We were thinking about "the gods" just a few days ago. How we see just how much power they have. We don’t know why the Israelites were at Mount Carmel. Perhaps the people were desperate and would do almost anything if they thought it would end the drought. Whatever was going to happen up there, it was going to be interesting, and many were there to see it for themselves. Initially, the people did not say a word; they did not commit themselves, one way or the other (v21). It is only after Elijah spells out the challenge that the people openly agree that it is a fair contest (v24).
This is not a conflict so much between Elijah and King Ahab. Despite Ahab is being an exceedingly wicked man, the most wicked king Israel had seen, Elijah’s face-to-face conversation with him is limited.. The real conversation is between Elijah and the Israelites. The Israelites are wavering between Yahweh and Baal, and also between Ahab (and Jezebel) and Elijah. They have been straddling the fence, and it is time for them to commit themselves one way or the other. Pagan theology often welcomes a plurality of gods, but the God of Israel does not. So let the people choose, here and now, whom they will serve.
We are told that Baal was sometimes pictured with a bolt of lightning in his hand: "The people believed Baal to represent the sun-god also and in their epics thought he rode the thunderclouds and sent lightning (as did the Hebrews the LORD, Ps 18:14; 104:3-4).” So, too, we find that God is said to send fire from heaven: "Moses and Aaron then entered into the Tent of Meeting and went out and blessed the people, and the glory of the LORD appeared to all the people. Then fire went out from the presence of the LORD and consumed the burnt offering and the fat parts on the altar, and all the people saw it so they shouted loudly and fell on their faces (Leviticus 9:23-24)".
I wonder how many people really expected to see fire? If anyone did, they were disappointed. Around noon, Elijah began to call attention to the failure of these prophets and their god.
Donald Wiseman notes:
Elijah’s taunt is that Baal was acting in a merely human manner. He uses terms known to the people from the Ugaritic Baal myths. Was the god musing on the action to take (deep in thought)? Had he gone aside to answer the call of nature? Or had he left on a journey with Phoenician merchants? Was Baal asleep as Yahweh was not (Ps. 121:3-4)? The practice of self-inflicted wounds to arouse a deity’s pity or response is attested in Ugarit when men ‘bathed in their own blood like an ecstatic prophet.
What a pathetic “god” this Baal is! Elijah was brutal in his attack, but this was no time for subtlety. Either their “god” was God, or he was not. If he was not available at a critical time like this, then he could never be counted on; he should never be trusted, and especially if the God of Israel did respond.

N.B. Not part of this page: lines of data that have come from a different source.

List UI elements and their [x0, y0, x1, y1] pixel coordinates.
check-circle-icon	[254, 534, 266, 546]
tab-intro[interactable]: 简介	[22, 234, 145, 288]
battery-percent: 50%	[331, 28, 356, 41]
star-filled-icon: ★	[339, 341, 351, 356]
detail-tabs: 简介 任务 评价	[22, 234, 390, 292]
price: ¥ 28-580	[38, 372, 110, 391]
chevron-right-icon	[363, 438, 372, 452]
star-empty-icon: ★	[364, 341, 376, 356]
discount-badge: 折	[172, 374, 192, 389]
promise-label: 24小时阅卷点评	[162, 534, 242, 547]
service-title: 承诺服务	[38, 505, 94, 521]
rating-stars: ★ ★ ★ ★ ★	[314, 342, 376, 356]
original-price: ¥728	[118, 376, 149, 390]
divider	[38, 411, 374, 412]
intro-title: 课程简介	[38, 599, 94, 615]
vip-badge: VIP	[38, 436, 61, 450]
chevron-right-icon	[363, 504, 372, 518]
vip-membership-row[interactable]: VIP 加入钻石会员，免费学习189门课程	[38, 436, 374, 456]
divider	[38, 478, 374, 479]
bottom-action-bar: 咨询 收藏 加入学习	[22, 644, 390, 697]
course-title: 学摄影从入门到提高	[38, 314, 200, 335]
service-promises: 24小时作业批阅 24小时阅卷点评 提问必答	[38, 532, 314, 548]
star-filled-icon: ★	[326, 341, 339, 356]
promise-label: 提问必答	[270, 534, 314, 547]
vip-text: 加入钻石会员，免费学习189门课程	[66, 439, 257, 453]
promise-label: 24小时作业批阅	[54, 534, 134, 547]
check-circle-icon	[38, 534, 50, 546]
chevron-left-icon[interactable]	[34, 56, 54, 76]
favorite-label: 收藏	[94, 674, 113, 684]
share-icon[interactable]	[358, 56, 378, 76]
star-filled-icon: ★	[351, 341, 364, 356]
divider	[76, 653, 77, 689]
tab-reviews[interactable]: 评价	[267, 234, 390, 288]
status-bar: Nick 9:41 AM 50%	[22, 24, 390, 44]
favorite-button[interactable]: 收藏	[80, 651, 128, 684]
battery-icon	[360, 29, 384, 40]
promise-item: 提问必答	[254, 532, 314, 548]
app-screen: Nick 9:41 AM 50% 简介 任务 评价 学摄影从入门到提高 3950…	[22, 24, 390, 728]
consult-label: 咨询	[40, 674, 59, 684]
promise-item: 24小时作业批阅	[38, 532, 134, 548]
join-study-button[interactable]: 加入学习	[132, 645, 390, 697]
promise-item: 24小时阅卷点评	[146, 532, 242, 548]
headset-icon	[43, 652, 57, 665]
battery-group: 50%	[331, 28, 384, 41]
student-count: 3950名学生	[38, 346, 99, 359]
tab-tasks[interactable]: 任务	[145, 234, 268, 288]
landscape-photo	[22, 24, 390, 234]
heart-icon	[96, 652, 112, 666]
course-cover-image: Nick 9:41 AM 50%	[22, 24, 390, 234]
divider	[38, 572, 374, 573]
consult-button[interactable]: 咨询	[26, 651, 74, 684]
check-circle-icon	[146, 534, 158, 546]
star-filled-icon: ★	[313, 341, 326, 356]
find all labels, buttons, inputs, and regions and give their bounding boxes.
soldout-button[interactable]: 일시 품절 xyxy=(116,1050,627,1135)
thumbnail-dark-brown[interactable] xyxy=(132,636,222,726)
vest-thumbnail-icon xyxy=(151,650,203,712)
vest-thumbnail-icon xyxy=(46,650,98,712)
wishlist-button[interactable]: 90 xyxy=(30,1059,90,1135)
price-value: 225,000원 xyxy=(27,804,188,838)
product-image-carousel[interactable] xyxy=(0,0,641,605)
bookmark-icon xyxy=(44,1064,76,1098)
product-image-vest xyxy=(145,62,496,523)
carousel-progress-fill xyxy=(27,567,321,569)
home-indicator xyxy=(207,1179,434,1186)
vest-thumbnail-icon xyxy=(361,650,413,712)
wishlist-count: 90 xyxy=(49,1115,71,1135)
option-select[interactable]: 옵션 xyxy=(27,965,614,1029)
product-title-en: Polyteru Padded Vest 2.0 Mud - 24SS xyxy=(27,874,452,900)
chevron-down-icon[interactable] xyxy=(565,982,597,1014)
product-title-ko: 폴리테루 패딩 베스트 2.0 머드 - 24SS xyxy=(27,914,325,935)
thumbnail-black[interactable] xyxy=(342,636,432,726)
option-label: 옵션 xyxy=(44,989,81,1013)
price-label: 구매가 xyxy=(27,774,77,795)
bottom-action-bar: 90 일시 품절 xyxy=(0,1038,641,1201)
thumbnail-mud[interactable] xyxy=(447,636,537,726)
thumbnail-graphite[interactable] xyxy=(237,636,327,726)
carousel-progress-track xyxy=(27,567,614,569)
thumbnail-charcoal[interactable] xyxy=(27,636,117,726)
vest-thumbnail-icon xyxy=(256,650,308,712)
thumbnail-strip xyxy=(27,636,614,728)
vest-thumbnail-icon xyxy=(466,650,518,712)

These false prophets think that there is some merit in shedding blood. They have not been able to get their god’s attention in any other way, and so they begin to mutilate their bodies with swords and spears, as though the sight of blood will finally arouse Baal. It is not the blood that men shed that counts; it is only the blood which the Son of God shed on man’s behalf. It is Jesus’ shed blood which should get our attention.
I think the people are looking on all the time that Elijah is rebuilding his altar. Twice Elijah instructs them to pour more water on the sacrifice. It is his way of proving that what happens next is of God and God alone. Elijah prays that God will hear his prayer so that the people will know that Lord alone is God, and so that his people will worship Him alone. He prays that the people will see that he has done all these things at the Lord’s command. He does not pray specifically for Ahab to turn, but rather generally, that this people will hear and turn. He prays that they will know that it is God who has turned their hearts toward Him. Almost immediately, it would seem, God did respond. He sent fire from heaven that consumed the bull and the wood, and the stones, the dust, and the water. The fire consumed everything.
God had won. The people not only reached the right conclusion, they acted on it as they should have. They fell on their faces, acknowledging, “The LORD, is the true God! The LORD is the true God!” (v39). In all the excitement of the contest on Mount Carmel, we almost forget about the rain!
These events follow on the exact same point we saw yesterday: If my people…
Israel’s sin resulted in divine discipline—God ceased to give rain. The confrontation on Mount Carmel, then, was designed to turn Israel away from her idolatry and back to God, in order that God might once again send the rains. It was God who brought them to repentance. It was not Israel that was seeking God; it was God who was seeking Israel, as always.
There is a final lesson here concerning prayer. Prayers to the wrong god are futile. Success praying does not necessarily depend on numbers, fervency, frequency or fame. It is much more about the righteousness of one who prays (James 5:13-18).